Responding to the latest concessionary prices, the superintendent pharmacist of Broadway Pharmacy in Preston, Michael Ball, tweeted: “I honestly feel like giving up. It’s just one blow after another, beyond sickening.

“I feel like I need to determine how substantial the loss is, but then I’ll just be even more depressed and not spending the time productively,” he continued. “[I’m] honestly flabbergasted.
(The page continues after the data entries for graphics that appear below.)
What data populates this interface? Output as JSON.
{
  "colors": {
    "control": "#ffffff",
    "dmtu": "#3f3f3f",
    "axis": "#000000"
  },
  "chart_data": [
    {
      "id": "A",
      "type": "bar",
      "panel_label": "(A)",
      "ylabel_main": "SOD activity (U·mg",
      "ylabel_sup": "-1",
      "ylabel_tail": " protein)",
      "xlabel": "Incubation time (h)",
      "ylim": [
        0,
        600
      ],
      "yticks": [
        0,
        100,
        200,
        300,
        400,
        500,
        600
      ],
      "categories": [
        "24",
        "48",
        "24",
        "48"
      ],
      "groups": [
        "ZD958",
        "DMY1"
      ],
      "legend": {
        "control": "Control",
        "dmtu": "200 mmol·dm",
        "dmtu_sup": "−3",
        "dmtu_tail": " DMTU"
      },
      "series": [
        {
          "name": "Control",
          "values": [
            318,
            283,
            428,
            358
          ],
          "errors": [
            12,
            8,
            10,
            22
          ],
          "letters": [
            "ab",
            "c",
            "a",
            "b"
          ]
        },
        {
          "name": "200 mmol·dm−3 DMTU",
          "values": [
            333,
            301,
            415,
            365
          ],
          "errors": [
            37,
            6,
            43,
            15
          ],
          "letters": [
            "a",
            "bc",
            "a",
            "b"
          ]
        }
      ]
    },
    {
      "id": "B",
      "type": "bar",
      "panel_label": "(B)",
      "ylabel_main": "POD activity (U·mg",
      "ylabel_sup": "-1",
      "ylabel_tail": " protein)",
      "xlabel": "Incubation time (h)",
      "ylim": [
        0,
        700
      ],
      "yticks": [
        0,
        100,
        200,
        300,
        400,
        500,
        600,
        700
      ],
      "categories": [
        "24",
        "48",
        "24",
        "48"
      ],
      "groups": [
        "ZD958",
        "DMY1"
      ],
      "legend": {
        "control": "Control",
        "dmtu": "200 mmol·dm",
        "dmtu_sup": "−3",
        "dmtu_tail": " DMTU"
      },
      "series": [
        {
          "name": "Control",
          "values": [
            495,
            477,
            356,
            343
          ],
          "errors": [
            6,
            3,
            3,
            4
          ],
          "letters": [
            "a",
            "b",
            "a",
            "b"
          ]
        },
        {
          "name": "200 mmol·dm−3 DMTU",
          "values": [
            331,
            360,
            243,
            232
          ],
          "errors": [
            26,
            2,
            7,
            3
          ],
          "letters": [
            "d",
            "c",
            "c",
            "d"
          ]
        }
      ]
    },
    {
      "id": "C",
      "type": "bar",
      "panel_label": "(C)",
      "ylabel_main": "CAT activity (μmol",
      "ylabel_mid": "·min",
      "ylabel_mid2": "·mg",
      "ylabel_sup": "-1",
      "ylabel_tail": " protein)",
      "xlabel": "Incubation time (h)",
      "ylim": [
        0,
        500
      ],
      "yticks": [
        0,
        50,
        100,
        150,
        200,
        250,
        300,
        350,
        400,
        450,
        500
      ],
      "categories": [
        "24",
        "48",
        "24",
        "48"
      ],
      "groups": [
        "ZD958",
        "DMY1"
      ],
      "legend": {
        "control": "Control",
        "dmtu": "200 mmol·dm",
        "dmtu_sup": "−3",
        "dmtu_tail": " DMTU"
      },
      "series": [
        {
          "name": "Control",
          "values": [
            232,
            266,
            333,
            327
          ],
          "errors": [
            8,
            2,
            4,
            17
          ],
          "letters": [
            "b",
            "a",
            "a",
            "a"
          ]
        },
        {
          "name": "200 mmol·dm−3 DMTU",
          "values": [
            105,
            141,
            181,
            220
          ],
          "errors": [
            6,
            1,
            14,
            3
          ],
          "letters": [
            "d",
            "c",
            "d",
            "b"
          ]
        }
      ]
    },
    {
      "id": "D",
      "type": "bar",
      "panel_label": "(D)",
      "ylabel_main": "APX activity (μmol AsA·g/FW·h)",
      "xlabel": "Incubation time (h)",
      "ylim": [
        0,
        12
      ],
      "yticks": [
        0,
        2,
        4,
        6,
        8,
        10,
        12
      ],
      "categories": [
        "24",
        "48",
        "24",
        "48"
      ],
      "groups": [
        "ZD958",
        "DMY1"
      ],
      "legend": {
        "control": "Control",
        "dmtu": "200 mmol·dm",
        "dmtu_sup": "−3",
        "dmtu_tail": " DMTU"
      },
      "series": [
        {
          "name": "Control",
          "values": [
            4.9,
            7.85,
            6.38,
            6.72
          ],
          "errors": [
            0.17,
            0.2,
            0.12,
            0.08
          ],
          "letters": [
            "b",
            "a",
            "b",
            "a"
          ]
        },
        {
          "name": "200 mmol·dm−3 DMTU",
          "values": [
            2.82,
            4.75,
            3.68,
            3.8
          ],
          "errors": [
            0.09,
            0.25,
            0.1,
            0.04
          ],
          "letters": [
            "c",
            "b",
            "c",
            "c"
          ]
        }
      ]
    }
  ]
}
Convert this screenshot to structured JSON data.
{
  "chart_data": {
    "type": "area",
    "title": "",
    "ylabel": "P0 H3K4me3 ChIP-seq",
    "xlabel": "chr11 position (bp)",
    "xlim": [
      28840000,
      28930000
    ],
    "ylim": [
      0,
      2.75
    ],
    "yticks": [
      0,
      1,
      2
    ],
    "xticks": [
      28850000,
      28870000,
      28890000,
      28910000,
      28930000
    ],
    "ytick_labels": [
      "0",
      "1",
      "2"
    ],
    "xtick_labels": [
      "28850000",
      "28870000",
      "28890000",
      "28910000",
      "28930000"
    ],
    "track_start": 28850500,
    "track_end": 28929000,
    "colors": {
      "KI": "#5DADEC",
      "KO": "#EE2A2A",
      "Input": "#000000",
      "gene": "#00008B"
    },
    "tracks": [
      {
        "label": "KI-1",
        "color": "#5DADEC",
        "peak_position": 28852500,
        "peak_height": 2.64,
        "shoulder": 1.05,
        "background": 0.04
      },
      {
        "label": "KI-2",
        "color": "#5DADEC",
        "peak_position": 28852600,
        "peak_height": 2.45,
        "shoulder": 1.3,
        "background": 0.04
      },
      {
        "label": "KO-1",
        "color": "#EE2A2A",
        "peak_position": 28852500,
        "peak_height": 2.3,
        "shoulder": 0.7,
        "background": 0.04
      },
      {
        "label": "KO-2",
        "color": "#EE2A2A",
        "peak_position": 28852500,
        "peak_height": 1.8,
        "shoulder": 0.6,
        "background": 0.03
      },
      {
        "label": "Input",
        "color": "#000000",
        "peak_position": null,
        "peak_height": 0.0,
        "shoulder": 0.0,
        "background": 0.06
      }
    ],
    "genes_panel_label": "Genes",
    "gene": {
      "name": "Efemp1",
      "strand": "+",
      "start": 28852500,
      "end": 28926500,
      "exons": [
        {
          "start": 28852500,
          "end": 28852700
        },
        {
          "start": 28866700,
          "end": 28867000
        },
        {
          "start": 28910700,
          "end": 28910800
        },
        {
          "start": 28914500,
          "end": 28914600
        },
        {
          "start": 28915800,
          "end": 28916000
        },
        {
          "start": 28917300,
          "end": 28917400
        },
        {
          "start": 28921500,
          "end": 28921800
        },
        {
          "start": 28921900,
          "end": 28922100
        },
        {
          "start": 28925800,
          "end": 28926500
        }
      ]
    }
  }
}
Scary times.”

Excluding felodipine was “a joke”

Contractor Nat Mitchell from Cockermouth, Cumbria said it was “a joke” that felodipine was not among the 53 items, and that bicalutamide’s concessionary price was as low as £4.99 for 28 150mg tablets. “I feel like I’m being defrauded,” he added.

Fellow Cumbria pharmacist Ben Merriman said one wholesaler had priced bicalutamide at £39.

Newcastle-upon-Tyne pharmacy manager Rani Rehan said “thankfully” her pharmacy does not have patients on felodipine or bicalutamide, but described her reaction to the £53.63 concessionary price for 60 tablets of quetiapine 300mg as: “Ouch.”

Contractor Tony Schofield – also based in Newcastle – said “all the major wholesalers” are offering quetiapine at £136, and “the best [price] we could get” occasionally is £73.

Supplying at a loss?

Contractor Suketu Patel from Cheshire said he will “have to seriously consider” whether to supply medicines not granted a concessionary price at “below actual purchasing price”, or not at all.

Reacting to the news, Wyvern Pharmacy contractor Andrew Grierson tweeted: “Show of hands how many small contractors didn’t submit items for fear of losing out on a crippling amount of money, and now have to wait with fingers crossed for December.”

PSNC’s Ms Sharpe said she hopes the DH will respond to requests for December price concessions – submitted earlier this month – in a “more timely manner”.